Allele frequencies are the fundamental currency of evolution; changes in these frequencies constitute evolutionary change at the molecular level. The change in allele frequency in one generation depends on selection coefficients, mutation rates, migration rates, and drift. Multiple evolutionary forces can act simultaneously, and their relative strengths determine the net direction and speed of evolution.
Use spreadsheet simulations to model allele frequency changes under different forces. Plot allele frequency trajectories for weak selection, strong drift, and balanced forces.
From your work in population genetics, you know that a population's genetic state can be described by its allele frequencies — the proportions of different variants at each gene locus. Evolution, at its most fundamental level, is simply a change in these frequencies over time. If allele A₁ makes up 40% of the gene pool this generation and 42% the next, evolution has occurred at that locus, regardless of whether the change is visible in the organisms' appearance. This reframing — evolution as bookkeeping of allele frequencies — is what makes population genetics so powerful, because it lets us write equations that predict how fast and in what direction populations will change.

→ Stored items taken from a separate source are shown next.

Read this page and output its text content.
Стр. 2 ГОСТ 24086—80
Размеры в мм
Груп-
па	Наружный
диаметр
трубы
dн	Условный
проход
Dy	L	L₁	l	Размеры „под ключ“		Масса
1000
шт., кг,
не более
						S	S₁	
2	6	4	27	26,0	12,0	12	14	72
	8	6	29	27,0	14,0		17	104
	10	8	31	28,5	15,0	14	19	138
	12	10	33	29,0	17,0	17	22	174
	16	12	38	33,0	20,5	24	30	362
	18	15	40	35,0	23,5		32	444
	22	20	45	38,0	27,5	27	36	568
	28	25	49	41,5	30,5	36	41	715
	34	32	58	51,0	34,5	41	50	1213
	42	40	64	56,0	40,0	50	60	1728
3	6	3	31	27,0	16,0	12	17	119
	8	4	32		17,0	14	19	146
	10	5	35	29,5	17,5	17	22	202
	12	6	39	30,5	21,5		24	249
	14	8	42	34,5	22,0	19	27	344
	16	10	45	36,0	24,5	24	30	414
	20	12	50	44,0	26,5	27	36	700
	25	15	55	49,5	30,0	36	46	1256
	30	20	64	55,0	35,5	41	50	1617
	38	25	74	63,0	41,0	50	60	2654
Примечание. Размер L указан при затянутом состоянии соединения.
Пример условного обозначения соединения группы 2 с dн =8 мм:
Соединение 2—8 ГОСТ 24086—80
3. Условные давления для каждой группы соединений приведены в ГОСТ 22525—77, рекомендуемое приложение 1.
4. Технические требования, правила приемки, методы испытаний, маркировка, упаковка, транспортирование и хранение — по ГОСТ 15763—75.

Four forces drive allele frequency change, and they differ enormously in strength and direction. Natural selection is the only consistently directional force: if one allele confers higher fitness, it increases in frequency at a rate proportional to its selection coefficient (s), which measures the fitness difference between genotypes. A selection coefficient of 0.01 means carriers of the favored allele have a 1% survival or reproduction advantage — seemingly tiny, but over hundreds of generations this compounds into near-complete replacement. Mutation introduces new alleles but does so at rates typically around 10⁻⁵ to 10⁻⁹ per locus per generation, making it by far the weakest force for shifting frequencies at any single locus. Its importance lies in supplying the raw genetic variation that other forces act upon. Gene flow (migration) can be strong and directional, rapidly pulling recipient population frequencies toward those of the source population. And genetic drift — random sampling error in finite populations — is directionless but powerful in small populations, capable of fixing or eliminating alleles regardless of their fitness effects.

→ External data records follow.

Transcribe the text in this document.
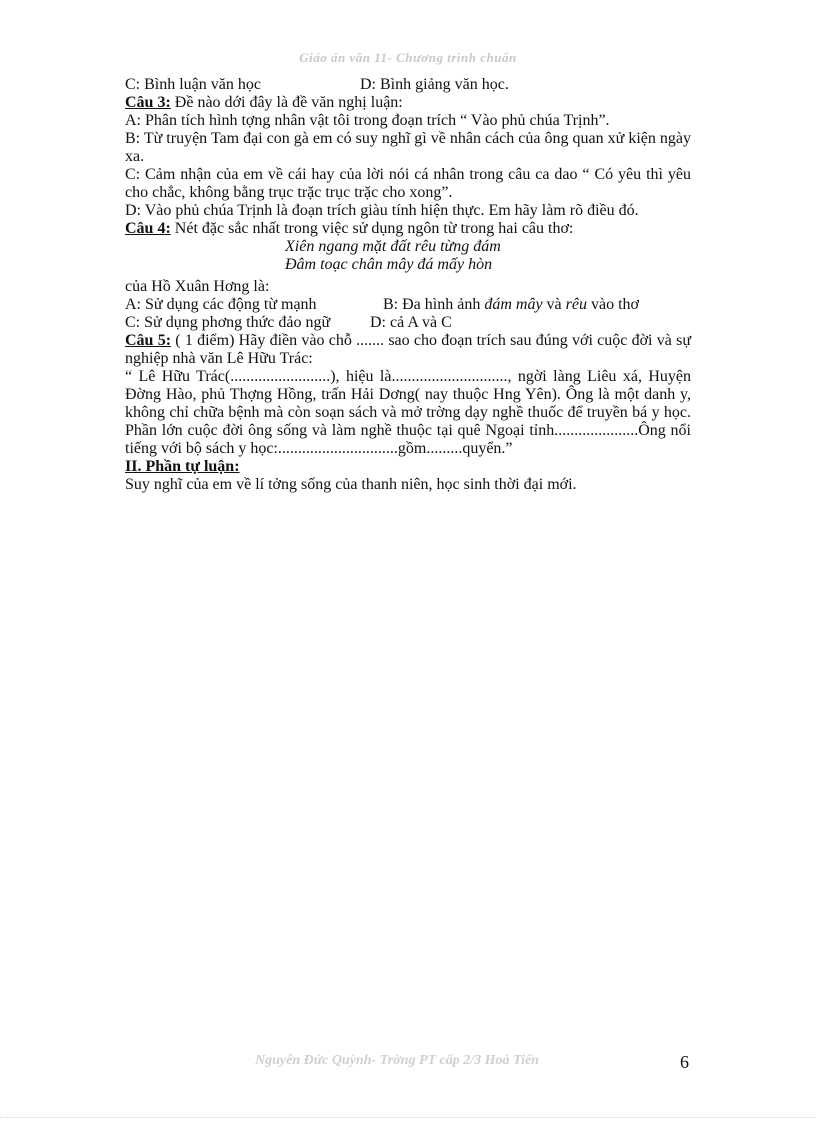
Giáo án văn 11- Chương trình chuẩn

C: Bình luận văn học	D: Bình giảng văn học.

Câu 3: Đề nào dới đây là đề văn nghị luận:

A: Phân tích hình tợng nhân vật tôi trong đoạn trích “ Vào phủ chúa Trịnh”.

B: Từ truyện Tam đại con gà em có suy nghĩ gì về nhân cách của ông quan xử kiện ngày xa.

C: Cảm nhận của em về cái hay của lời nói cá nhân trong câu ca dao “ Có yêu thì yêu cho chắc, không bằng trục trặc trục trặc cho xong”.

D: Vào phủ chúa Trịnh là đoạn trích giàu tính hiện thực. Em hãy làm rõ điều đó.

Câu 4: Nét đặc sắc nhất trong việc sử dụng ngôn từ trong hai câu thơ:

Xiên ngang mặt đất rêu từng đám

Đâm toạc chân mây đá mấy hòn

của Hồ Xuân Hơng là:

A: Sử dụng các động từ mạnh	B: Đa hình ảnh đám mây và rêu vào thơ

C: Sử dụng phơng thức đảo ngữ	D: cả A và C

Câu 5: ( 1 điểm) Hãy điền vào chỗ ....... sao cho đoạn trích sau đúng với cuộc đời và sự nghiệp nhà văn Lê Hữu Trác:

“ Lê Hữu Trác(.........................), hiệu là............................., ngời làng Liêu xá, Huyện Đờng Hào, phủ Thợng Hồng, trấn Hải Dơng( nay thuộc Hng Yên). Ông là một danh y, không chỉ chữa bệnh mà còn soạn sách và mở trờng dạy nghề thuốc để truyền bá y học. Phần lớn cuộc đời ông sống và làm nghề thuộc tại quê Ngoại tỉnh.....................Ông nổi tiếng với bộ sách y học:..............................gồm.........quyển.”

II. Phần tự luận:

Suy nghĩ của em về lí tởng sống của thanh niên, học sinh thời đại mới.

Nguyễn Đức Quỳnh- Trờng PT cấp 2/3 Hoà Tiến	6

The critical insight is that these forces act simultaneously, and the outcome depends on their relative magnitudes. In a large population under strong selection with little migration, selection dominates and allele frequencies change predictably. In a small, isolated population, drift can overpower weak selection: an allele with a slight fitness advantage may nonetheless be lost by chance, while a slightly deleterious allele may drift to fixation. The rough rule is that selection is effective when the product of population size (N) and selection coefficient (s) is much greater than 1 (Ns >> 1); when Ns is near or below 1, drift dominates and allele trajectories become essentially random.
You can visualize these dynamics by imagining allele frequency as a ball on a landscape. Selection creates slopes — the ball rolls toward the favored allele. Drift adds random jostling — in a large population the jostles are tiny and the ball follows the slope reliably, but in a small population the jostles are violent enough to knock the ball uphill against selection. Mutation gently nudges alleles into existence at the edges, and gene flow acts like a rope pulling the ball toward whatever frequency the neighboring population has. The trajectory of any real allele reflects the net effect of all these pushes and pulls operating together, which is why predicting evolutionary outcomes requires knowing not just which forces are present but how strong each one is relative to the others.